A new study by the Synopsys Black Duck Audit Services team found that open-source software vulnerabilities have decreased, but many organizations seem to have trouble keeping track of the patched status of their open source components. Synopsis anonymized data from more than 1,200 codebases in enterprises in 17 different industries found that more than 96% of the codebases contain open source software or libraries.
And according to their Open Source Security and Risk Analysis report, 60% of the codebases they audited had at least one vulnerability, down from 78% in last year's study.
More than 99% of codebases with more than 1,000 files contain open source components. And within those codebases, there are an average of 298 separate open source components — up from an average of 257 in the previous research. That increase in open source component count is important given that "few companies accurately track the components they use in their code. Most lack the policies, processes, and tools to keep up with the choices made by their developers," the report said.
Open source component use is so prevalent that, in 13 of the 17 industry sectors tracked, there were more open source than proprietary components in the code base. That's why, says Tim Mackey, principal security strategist in the Synopsys Cybersecurity Research Center (CyRC), it's encouraging that the report contains some good news: "For the first time, there was a pretty substantial decrease in the number of open source vulnerabilities in the code base," he says.
Mackey says that the reduction comes from a combination of patched vulnerabilities in the open source code, and a greater likelihood that the patched code will be in the codebases. "The companies are having a greater awareness of what to do and how to do it," he explains. With that said, unpatched code remaining in the codebases of organizations is a significant problem.
"Even though we're seeing a decrease in vulnerabilities in the aggregate, we're still seeing a lot of things that are 'stale," Mackey says, citing an example of the oldest seen by the researchers in this years study dating from 1990. According to the report, 43% of the scanned codebases contained vulnerabilities more than 10 years old - an indication that companies are not keeping up with open-source patching.
Given the number of open source components in most codebases, simply keeping up with open source components in your software are can be a daunting task -never mind keeping up with the fork, version, and state of updates to the code.

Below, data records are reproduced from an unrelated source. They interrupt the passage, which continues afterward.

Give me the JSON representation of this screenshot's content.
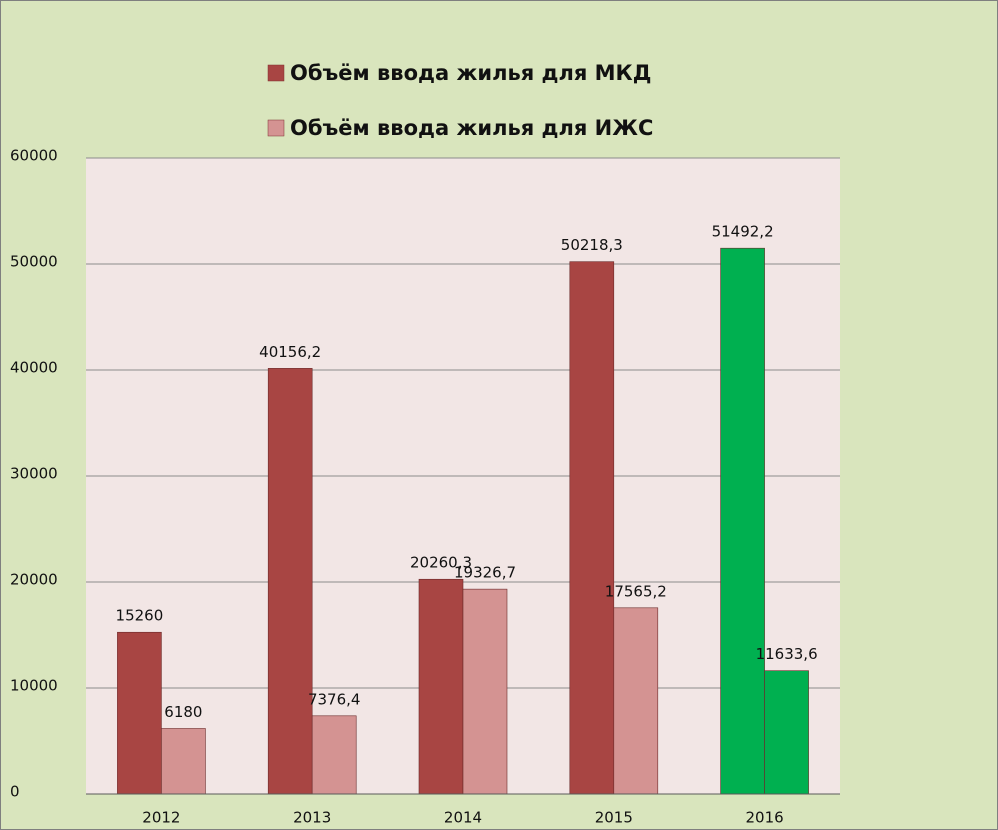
{
  "chart_data": {
    "type": "bar",
    "categories": [
      "2012",
      "2013",
      "2014",
      "2015",
      "2016"
    ],
    "series": [
      {
        "name": "Объём ввода жилья для МКД",
        "color": "#a84543",
        "colors": [
          "#a84543",
          "#a84543",
          "#a84543",
          "#a84543",
          "#00b050"
        ],
        "values": [
          15260,
          40156.2,
          20260.3,
          50218.3,
          51492.2
        ],
        "value_labels": [
          "15260",
          "40156,2",
          "20260,3",
          "50218,3",
          "51492,2"
        ]
      },
      {
        "name": "Объём ввода жилья для ИЖС",
        "color": "#d49392",
        "colors": [
          "#d49392",
          "#d49392",
          "#d49392",
          "#d49392",
          "#00b050"
        ],
        "values": [
          6180,
          7376.4,
          19326.7,
          17565.2,
          11633.6
        ],
        "value_labels": [
          "6180",
          "7376,4",
          "19326,7",
          "17565,2",
          "11633,6"
        ]
      }
    ],
    "ylim": [
      0,
      60000
    ],
    "yticks": [
      0,
      10000,
      20000,
      30000,
      40000,
      50000,
      60000
    ],
    "grid": true
  }
}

Ed Giaquinto, CIO at Sectigo, says it's important for open source code to be properly inventoried and maintained to avoid introducing security vulnerabilities to applications. In response to a Twitter query about how organizations deal with open source components in their code libraries, he points to his desktop systems, where, "We get notifications of all installs (above and beyond the standard approved applications) from our endpoint management system." All servers, he says, are built from approved "golden images" with any deviations approved in advance and fully documented.
He says he believes that the combination of automated process and development discipline give the company 95% awareness of vulnerabilities and risks with open source code.
The importance of automation to keep up with open source updates is echoed by Rhett Glauser, vice president of marketing at SaltStack. "Considering modern scale & complexity, humans can't effectively deliver continuous compliance alone," he wrote in a response on Twitter.
Mackey is adamant that being aware of the code in a codebase is critical for maintaining the updates and patches required for secure code. "You can't patch something that you don't know you have," he says.
Even with a reliable inventory, though, knowing whether or not the code in your codebase is the most current, reliable, version can be difficult.
"Independent of whatever software asset software you have, you need to be building the bill of materials that includes where the code came from in the first place," Mackey says. "A solution for patching something that came from one source might not work for the same item that came from a different source."
And you might not even know that an item needs to be patched if the open source world is assumed to be akin to the commercial software market, where updates are frequently pushed to the customer, and there are regular communications about updates and patches. "They need to be engaged with the communities," explains Mackey. "In the open source world, they don't know who you are without the level of engagement."
He recommends building a development strategy that includes committing time and resources to participating in the open source communities that develop the code you adopt. That engagement can help security-wise, he says. "...the transparency of mature, well-adopted OSS [open source software] can foster peer review that is tough to match in proprietary [software]."